In pieno XXI secolo, ormai, un uomo che si traveste da donna non dovrebbe suscitare il men che minimo sconcerto. Ma invece, a differenza di quello che ci si potrebbe aspettare, non è per niente scontato. Tantomeno facile, soprattutto in un Paese come il nostro, dove solo pochi mesi fa il Senato ha applaudito alla bocciatura del DDL Zan (che è bene ricordare, non riguardava solamente l’omosessualità!).
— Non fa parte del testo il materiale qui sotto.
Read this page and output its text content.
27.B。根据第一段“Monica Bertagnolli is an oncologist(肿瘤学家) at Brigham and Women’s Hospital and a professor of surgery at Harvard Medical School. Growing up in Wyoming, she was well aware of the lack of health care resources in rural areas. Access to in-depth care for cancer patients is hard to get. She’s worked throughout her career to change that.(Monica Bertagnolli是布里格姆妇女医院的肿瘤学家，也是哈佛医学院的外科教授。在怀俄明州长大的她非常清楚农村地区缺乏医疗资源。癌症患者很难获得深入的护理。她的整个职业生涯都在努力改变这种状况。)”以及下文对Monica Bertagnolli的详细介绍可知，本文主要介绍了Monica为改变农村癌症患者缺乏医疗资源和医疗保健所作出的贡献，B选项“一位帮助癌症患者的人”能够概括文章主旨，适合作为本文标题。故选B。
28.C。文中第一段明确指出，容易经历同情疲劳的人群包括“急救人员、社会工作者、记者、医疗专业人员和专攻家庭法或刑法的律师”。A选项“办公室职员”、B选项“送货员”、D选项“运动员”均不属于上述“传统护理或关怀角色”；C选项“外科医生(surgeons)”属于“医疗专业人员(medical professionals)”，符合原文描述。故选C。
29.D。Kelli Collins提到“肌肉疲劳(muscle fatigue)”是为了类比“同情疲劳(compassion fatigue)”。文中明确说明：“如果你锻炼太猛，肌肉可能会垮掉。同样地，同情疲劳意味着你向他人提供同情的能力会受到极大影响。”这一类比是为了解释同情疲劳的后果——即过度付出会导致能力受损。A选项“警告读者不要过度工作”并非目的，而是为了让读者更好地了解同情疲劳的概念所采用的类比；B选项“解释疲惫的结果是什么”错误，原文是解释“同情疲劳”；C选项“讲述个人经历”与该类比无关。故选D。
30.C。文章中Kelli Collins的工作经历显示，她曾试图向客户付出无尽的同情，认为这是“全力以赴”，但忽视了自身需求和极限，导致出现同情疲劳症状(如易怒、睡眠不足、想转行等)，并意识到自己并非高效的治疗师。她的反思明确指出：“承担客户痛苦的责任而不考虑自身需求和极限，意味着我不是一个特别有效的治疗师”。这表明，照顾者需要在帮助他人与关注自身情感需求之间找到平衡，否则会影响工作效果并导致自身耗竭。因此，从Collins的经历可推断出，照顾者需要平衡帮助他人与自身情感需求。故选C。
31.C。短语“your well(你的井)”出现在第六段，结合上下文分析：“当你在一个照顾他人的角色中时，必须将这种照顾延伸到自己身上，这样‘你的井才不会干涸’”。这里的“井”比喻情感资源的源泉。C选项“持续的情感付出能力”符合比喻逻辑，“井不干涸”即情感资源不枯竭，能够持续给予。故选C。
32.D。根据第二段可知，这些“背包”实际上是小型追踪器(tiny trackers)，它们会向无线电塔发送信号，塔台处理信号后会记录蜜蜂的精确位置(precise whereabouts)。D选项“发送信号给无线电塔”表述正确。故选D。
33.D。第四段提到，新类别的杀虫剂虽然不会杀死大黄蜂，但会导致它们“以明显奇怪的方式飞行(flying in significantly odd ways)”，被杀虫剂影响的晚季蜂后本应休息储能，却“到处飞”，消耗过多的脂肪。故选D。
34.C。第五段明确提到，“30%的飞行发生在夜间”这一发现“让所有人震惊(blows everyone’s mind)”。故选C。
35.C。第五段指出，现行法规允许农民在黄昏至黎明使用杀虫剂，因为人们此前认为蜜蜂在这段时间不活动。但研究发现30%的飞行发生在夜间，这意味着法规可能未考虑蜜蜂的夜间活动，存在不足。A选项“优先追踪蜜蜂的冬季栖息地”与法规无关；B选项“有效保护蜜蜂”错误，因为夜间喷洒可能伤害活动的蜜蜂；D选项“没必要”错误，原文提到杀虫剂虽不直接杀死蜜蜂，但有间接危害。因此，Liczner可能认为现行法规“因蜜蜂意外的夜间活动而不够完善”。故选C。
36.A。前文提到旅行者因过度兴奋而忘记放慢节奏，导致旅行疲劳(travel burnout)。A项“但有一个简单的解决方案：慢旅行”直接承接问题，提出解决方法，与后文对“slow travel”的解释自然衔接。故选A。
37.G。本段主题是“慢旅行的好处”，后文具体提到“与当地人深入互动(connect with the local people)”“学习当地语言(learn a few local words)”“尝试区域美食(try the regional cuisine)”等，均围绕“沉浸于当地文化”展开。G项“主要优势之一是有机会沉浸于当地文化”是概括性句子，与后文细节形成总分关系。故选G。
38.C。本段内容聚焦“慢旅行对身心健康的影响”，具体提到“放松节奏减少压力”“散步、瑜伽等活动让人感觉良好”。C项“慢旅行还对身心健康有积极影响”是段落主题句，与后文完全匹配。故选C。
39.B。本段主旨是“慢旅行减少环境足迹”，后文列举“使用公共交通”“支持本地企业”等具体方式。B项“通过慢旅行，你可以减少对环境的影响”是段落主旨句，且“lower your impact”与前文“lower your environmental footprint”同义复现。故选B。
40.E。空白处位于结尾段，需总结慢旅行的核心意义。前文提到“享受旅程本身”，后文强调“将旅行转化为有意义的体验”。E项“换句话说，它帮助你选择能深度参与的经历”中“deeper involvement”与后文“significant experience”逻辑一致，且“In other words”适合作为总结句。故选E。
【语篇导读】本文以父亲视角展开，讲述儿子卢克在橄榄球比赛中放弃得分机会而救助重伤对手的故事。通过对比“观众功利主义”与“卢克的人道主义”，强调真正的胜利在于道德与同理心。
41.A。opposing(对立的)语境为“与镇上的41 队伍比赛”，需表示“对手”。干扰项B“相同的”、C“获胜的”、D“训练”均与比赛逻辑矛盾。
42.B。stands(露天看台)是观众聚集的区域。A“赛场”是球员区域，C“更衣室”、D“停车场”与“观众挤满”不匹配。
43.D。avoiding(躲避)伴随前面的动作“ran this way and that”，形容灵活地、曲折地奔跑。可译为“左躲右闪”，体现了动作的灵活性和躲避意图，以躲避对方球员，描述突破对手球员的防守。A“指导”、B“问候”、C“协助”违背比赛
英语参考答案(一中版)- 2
E forse è proprio per questo che, in una società ristagnante che si impegna a combattere (e contemporaneamente a rafforzare) le disparità e la diversità, che rimanere indietro mentre il mondo non fa altro che andare avanti, la sola arma che ci resta è quella della “normalità“. Ed è alla luce di ciò che si dovrebbe guardare alla Foer a Sanremo. Con lo spirito non di chi assiste ad un fatto straordinario del quale doversi meravigliare, ma con quello di chi ammira una consuetudine di cui ci si dovrebbe vantare.
La forza più grande di tutte: essere semplicemente se stessi
D’altronde, scherzandoci su con l’ironia che da sempre la contraddistingue, è stata lei stessa a dirlo:
“A Sanremo dovevo essere la più scandalosa, ma mi pare io sia la più normale“.
Normale perché forte abbastanza da essere semplicemente se stessa. Con il coraggio di chi crede nelle proprie convinzioni e di non ha paura di sostenerle pubblicamente. Normale perché in grado di andare oltre la scontatezza dei luoghi comuni. Capace di accettare la realtà delle cose e vederle semplicemente per quello che sono. Normale perché così in-convenzionalmente convenzionale.
A tal proposito, nel corso della conferenza stampa della kermesse ci ha tenuto a ribadire che:
“La vita è una caccia al tesoro, bisogna tendere a qualcosa di prezioso, ma la cosa importante è la caccia che si fa, la vera caccia al tesoro siamo noi stessi e comprendere se stessi è premio più grosso. Queste esperienza fa parte della voracità che ho di esperienze nella vita, della curiosità verso ciò che la vita mi mette di fronte. Sono grata di essere qui perché è un passo verso il tesoro. […] Dove trovo qualcosa che stride nel mio cuore mi espongo, e non parlo solo dei temi lgbt, ma anche della violenza sulle donne, dei diritti sul lavoro, sono la bandiera di ciò che penso e penso tante, tante cose“.
Insomma, è questo il messaggio più potente di tutti. E chissà, magari bisognerebbe smetterla di considerare le persone per quello che fanno e imparare a guardarle per quello che sono.